Downtown Delray Beach really knows how to put on a pub crawl. And we do mean crawl – zombies, after all, aren’t typically known for their stealth. Frightening the children and satisfying the drinkers for the third year in a row, Night of the Drinking Dead features haunted activities across five nightlife hot spots. The fun begins at 8 p.m. at Union, where zombie movies will screen alongside food, music and drinks. At 10 p.m., the party moves on to Dada, which has been refashioned as a “Creep House.” At 11, the action shifts to SoLita, and for the brave troupers who still have any energy left, the night ends with a two-hour stay at Delux nightclub from midnight to 2.

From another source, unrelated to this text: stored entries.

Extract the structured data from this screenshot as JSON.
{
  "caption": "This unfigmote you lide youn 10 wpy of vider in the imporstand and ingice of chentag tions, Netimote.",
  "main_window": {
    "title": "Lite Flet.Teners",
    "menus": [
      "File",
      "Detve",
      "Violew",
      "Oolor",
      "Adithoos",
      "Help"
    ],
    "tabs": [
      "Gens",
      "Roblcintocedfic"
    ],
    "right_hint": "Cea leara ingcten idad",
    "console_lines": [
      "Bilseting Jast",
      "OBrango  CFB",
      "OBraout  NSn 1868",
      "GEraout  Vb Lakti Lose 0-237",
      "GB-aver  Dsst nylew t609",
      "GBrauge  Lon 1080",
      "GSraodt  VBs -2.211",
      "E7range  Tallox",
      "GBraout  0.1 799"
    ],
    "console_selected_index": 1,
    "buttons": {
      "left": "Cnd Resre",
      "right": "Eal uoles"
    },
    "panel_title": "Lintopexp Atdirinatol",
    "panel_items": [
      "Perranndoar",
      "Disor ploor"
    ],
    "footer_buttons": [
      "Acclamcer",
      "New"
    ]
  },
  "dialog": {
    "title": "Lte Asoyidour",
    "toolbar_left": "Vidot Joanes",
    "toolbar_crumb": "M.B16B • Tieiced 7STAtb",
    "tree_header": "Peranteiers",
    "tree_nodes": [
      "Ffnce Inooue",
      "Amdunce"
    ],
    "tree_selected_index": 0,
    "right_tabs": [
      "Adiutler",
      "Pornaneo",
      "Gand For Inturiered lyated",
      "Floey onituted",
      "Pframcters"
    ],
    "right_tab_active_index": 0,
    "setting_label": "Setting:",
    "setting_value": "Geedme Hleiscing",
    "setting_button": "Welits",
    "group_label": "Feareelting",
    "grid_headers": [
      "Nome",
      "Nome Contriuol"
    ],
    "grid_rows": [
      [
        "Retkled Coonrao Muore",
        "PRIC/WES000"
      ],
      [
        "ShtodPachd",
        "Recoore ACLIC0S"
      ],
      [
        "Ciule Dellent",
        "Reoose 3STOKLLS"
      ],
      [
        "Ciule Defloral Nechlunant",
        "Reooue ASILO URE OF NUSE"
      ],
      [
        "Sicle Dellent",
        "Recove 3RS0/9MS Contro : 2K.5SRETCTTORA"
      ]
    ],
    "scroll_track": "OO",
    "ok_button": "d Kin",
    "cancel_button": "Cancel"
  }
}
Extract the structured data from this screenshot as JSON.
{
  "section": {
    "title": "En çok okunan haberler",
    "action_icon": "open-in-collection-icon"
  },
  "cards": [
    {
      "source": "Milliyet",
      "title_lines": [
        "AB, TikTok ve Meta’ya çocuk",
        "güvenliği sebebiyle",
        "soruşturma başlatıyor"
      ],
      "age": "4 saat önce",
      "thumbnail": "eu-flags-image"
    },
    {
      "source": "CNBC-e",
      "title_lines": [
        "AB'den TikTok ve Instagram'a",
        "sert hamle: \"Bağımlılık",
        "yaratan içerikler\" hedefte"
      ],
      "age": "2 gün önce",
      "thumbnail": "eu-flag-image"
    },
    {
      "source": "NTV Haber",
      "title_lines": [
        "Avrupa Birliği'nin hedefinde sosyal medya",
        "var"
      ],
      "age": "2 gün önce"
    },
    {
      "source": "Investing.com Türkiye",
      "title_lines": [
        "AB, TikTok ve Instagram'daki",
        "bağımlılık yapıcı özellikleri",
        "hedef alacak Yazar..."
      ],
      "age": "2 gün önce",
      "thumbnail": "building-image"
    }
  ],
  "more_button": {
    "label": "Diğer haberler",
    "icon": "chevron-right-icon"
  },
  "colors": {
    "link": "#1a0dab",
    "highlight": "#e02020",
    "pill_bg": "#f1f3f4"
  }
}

Alejandro Escovedo & the Sensitive Boys at Culture Room, 3045 N. Federal Highway, Fort Lauderdale; 8 p.m.; $18; 954/564-1074 or www.cultureroom.net

Mexican-American singer-songwriter Alejandro Escovedo is one of the music world’s bona-fide miracles. A multitalented chameleon whose albums can turn on a dime from raucous rock ‘n’ roll and retro-punk to heart-wrenching Americana and alt-country, Escovedo survived hepatitis-C in the mid-2000s after living with the disease for many years – and after his colleagues in the music industry raised enough money from a tribute album to cover his medical bills. Since then, Escovedo – whose musical roots involve fronting a punk band that once opened for the Sex Pistols – has been sonically rejuvenated, recording a prolific string of stellar albums. His latest release, “Big Station,” is full of the three-chord rockers, singable melodies, social commentary and heartbreaking down-tempo numbers we’ve come to expect. The Ghost Wolves will open the show.

Saturday

Moonfest at the 500 to 100 blocks of Clematis Street in downtown West Palm Beach; 6 p.m. to 1 a.m.; $7 advance, $10 day of show; www.moonfest2012.org

Crime sucks, and so does inflation. Apparently, the era of the annual free Halloween festival in downtown West Palm Beach is over: The Moonfest’s organizers are, for the first time, charging an entry fee to attend. Owing to a history of violent activity in what has become the second-largest Halloween festival in South Florida, Moonfest is now a gated, ticketed event for visitors 21 and older. The good news is that for a modest cover charge, you’ll get much more than you pay for. In addition to a cash-prize costume contest, laser light show, body painted models, food truck pavilion and “zombie crawl,” the evening will feature eight bands on two stages, including headliners Bow Wow Wow – the African-inspired new wave provocateurs who recorded “I Want Candy” in their ‘80s heyday.

Friday to Sunday

Miami City Ballet’s Program I at Broward Center for the Performing Arts, 201 S.W. Fifth Ave., Fort Lauderdale; 8 p.m. Friday, 2 and 8 p.m. Saturday and 2 p.m. Sunday; $20-$175; 305/929-7010 or www.miamicityballet.org

If any company is able to reconcile the serious artistry of ballet with the arena-show spectacle of the Ice Capades, it’s Miami City Ballet. The renowned company kicks off its 2012-2013 season by doing just that; it will present “Les Patineurs,” a piece it premiered a dozen years ago, which simulates the whirling, fluid movements of ice skating, complete with a tumble or two. The evening’s stellar lineup continues with Paul Taylor Dance Company’s “Piazzolla Caldera,” a steamy immersion into the culture and dance of tango. Finally, MCB takes on “Apollo,” George Balanchine’s first great masterpiece, which redefined ballet for the 20th century.